Level 1: Ray tracing has been treated as an app and runs on conventual processors, x86 being most common. Such a software solution ensures continuity with the existing ecosystem. Compute/Shader paths are used to execute ray tracing functionality. However, because a scene can have so many rays running simultaneously, a 2-, 4-, or even 16-core CPU will have difficulty with performance due to computational load. For realtime experience, one must use many tricks, hacks, and shortcuts as well as limit the resolution.
An example is Adshir’s LocalRay where the secondary rays are handled apriority in coherent beams. This not only improves the parallelism and performance but cache usage as well. It is not limited in resolution/usage and no tricks.
Level 2: Ray-box and ray-triangle testers can be implemented in hardware using standard
fused multiply-add operations on GPUs but this repeated operation is expensive (cycles/power/area cost). A Level 2 solution offloads a large part of the ray tracing job to dedicated hardware improving efficiency.
Level 3: Bounding Volume hierarchical
(BVH) processing provides a more extensive offloading of data flow management in hardware. BVH helps cut down the amount of ray testing needed through a hierarchical testing system thus making realtime ray tracing possible. Tracing a ray through the acceleration structure is much more complicated than just ray-box and ray-triangle testing. Complex and dynamic data flow is required where each box test step decides what happens next, e.g., more hierarchical box tests and/or triangle tests.

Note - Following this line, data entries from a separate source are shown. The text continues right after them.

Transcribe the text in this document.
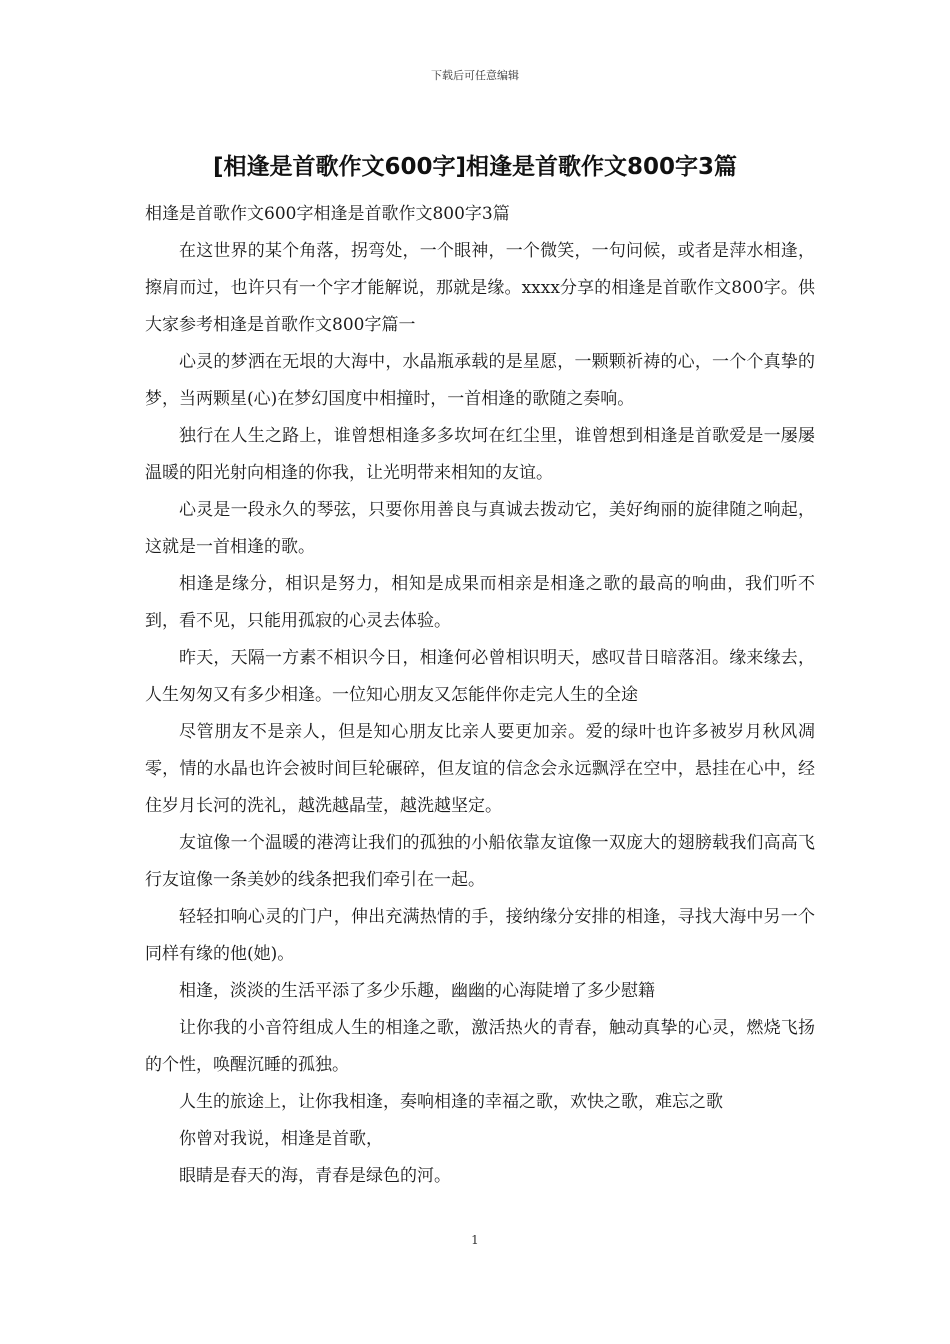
下载后可任意编辑
[相逢是首歌作文600字]相逢是首歌作文800字3篇

相逢是首歌作文600字相逢是首歌作文800字3篇

在这世界的某个角落，拐弯处，一个眼神，一个微笑，一句问候，或者是萍水相逢，擦肩而过，也许只有一个字才能解说，那就是缘。xxxx分享的相逢是首歌作文800字。供大家参考相逢是首歌作文800字篇一

心灵的梦洒在无垠的大海中，水晶瓶承载的是星愿，一颗颗祈祷的心，一个个真挚的梦，当两颗星(心)在梦幻国度中相撞时，一首相逢的歌随之奏响。

独行在人生之路上，谁曾想相逢多多坎坷在红尘里，谁曾想到相逢是首歌爱是一屡屡温暖的阳光射向相逢的你我，让光明带来相知的友谊。

心灵是一段永久的琴弦，只要你用善良与真诚去拨动它，美好绚丽的旋律随之响起，这就是一首相逢的歌。

相逢是缘分，相识是努力，相知是成果而相亲是相逢之歌的最高的响曲，我们听不到，看不见，只能用孤寂的心灵去体验。

昨天，天隔一方素不相识今日，相逢何必曾相识明天，感叹昔日暗落泪。缘来缘去，人生匆匆又有多少相逢。一位知心朋友又怎能伴你走完人生的全途

尽管朋友不是亲人，但是知心朋友比亲人要更加亲。爱的绿叶也许多被岁月秋风凋零，情的水晶也许会被时间巨轮碾碎，但友谊的信念会永远飘浮在空中，悬挂在心中，经住岁月长河的洗礼，越洗越晶莹，越洗越坚定。

友谊像一个温暖的港湾让我们的孤独的小船依靠友谊像一双庞大的翅膀载我们高高飞行友谊像一条美妙的线条把我们牵引在一起。

轻轻扣响心灵的门户，伸出充满热情的手，接纳缘分安排的相逢，寻找大海中另一个同样有缘的他(她)。

相逢，淡淡的生活平添了多少乐趣，幽幽的心海陡增了多少慰籍

让你我的小音符组成人生的相逢之歌，激活热火的青春，触动真挚的心灵，燃烧飞扬的个性，唤醒沉睡的孤独。

人生的旅途上，让你我相逢，奏响相逢的幸福之歌，欢快之歌，难忘之歌

你曾对我说，相逢是首歌，

眼睛是春天的海，青春是绿色的河。

1
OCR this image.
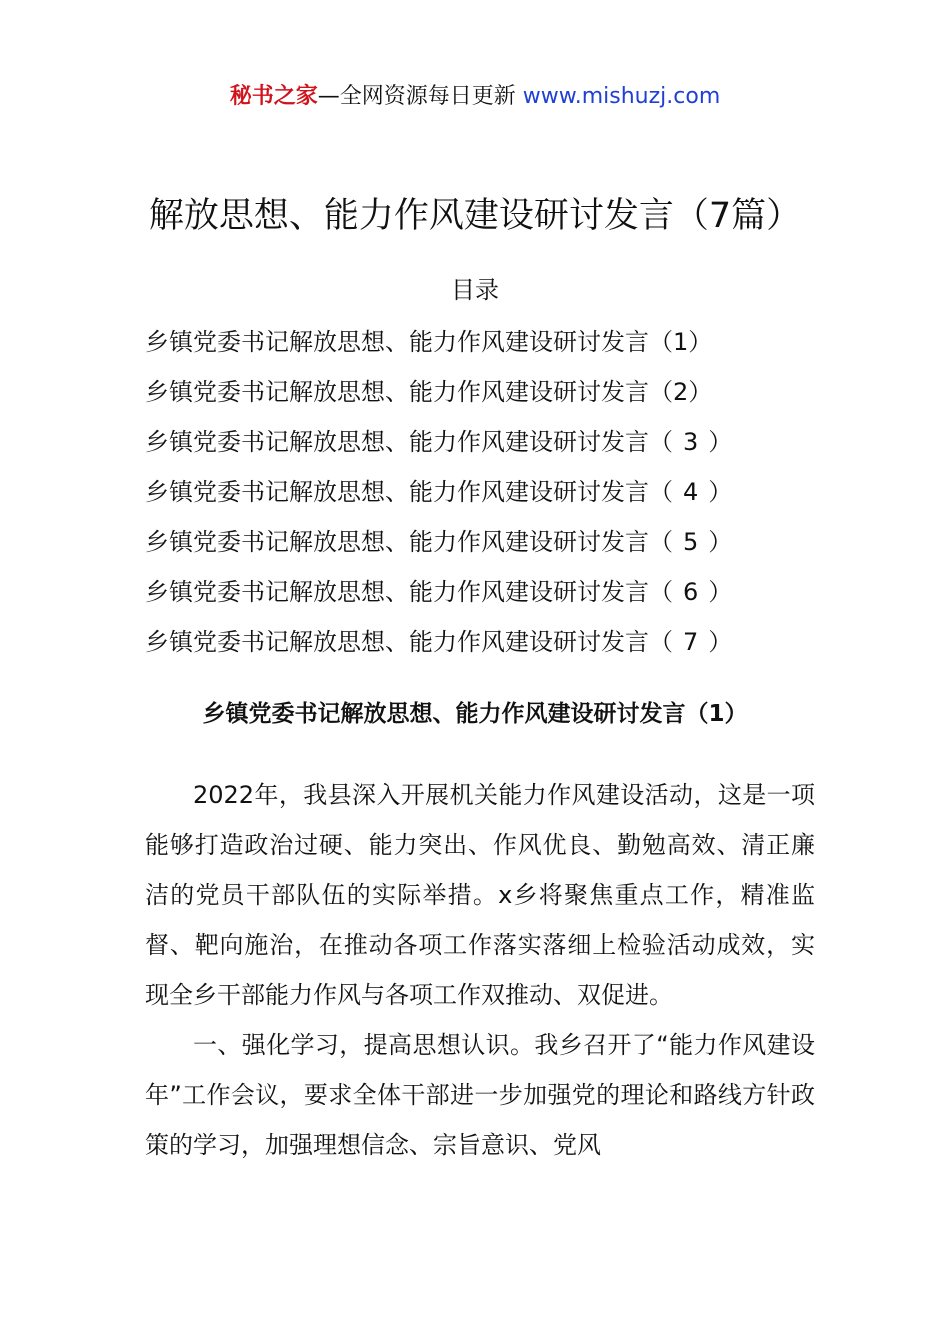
秘书之家—全网资源每日更新 www.mishuzj.com
解放思想、能力作风建设研讨发言（7篇）
目录
乡镇党委书记解放思想、能力作风建设研讨发言（1）
乡镇党委书记解放思想、能力作风建设研讨发言（2）
乡镇党委书记解放思想、能力作风建设研讨发言（ 3 ）
乡镇党委书记解放思想、能力作风建设研讨发言（ 4 ）
乡镇党委书记解放思想、能力作风建设研讨发言（ 5 ）
乡镇党委书记解放思想、能力作风建设研讨发言（ 6 ）
乡镇党委书记解放思想、能力作风建设研讨发言（ 7 ）
乡镇党委书记解放思想、能力作风建设研讨发言（1）

2022年，我县深入开展机关能力作风建设活动，这是一项能够打造政治过硬、能力突出、作风优良、勤勉高效、清正廉洁的党员干部队伍的实际举措。x乡将聚焦重点工作，精准监督、靶向施治，在推动各项工作落实落细上检验活动成效，实现全乡干部能力作风与各项工作双推动、双促进。

一、强化学习，提高思想认识。我乡召开了“能力作风建设年”工作会议，要求全体干部进一步加强党的理论和路线方针政策的学习，加强理想信念、宗旨意识、党风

There are significant opportunities to streamline this process by moving the full BVH tree structure walking into hardware. It can improve execution efficiency, bandwidth, and caching efficiency, enabling the next level of ray tracing acceleration.
Level 4: BVH processing with coherency sorting in hardware can increase the processing and bandwidth efficiency of ray tracing. Ray tracing struggles with coherency as bouncing rays generate ever more divergence in ray directions. Each ray needs to walk through the BVH structure and if each ray follows a different path this results in very poor memory access efficiency and caching. As divergent rays also hit different objects, this mismatches with the SIMD nature of all modern GPU architectures: different ray hits mean different shaders. A hardware coherency sorting engine can enable this 4th level of efficiency. Adding coherency sorting across the rays in flights helps with SIMD and BVH memory access efficiency for higher real-world ray rate utilization. This type of hardware coherency engine is similar to
Imagination Technologies’ tile-based deferred rending (TBDR) which uses a unique sorting block to ensure coherent processing of pixels, the coherency engine enables the same for rays. A hardware ray coherency sorting engine enables this 4th level of efficiency.
Level 5: Full acceleration of the ray tracing processing in hardware. Building an efficient BVH structure is complex and expensive. It can be done on the CPU and/or the GPU using a variety of algorithms and approaches. However, achieving optimal level 5 efficiency calls for a dedicated hardware solution. A hardware BVH builder enables much higher performance with high efficiency for very detailed dynamic 3D scenes. When this capability is added to a lower than Level 4 hardware design, it can be recognized as a plus level, e.g., Level 2 Plus solution.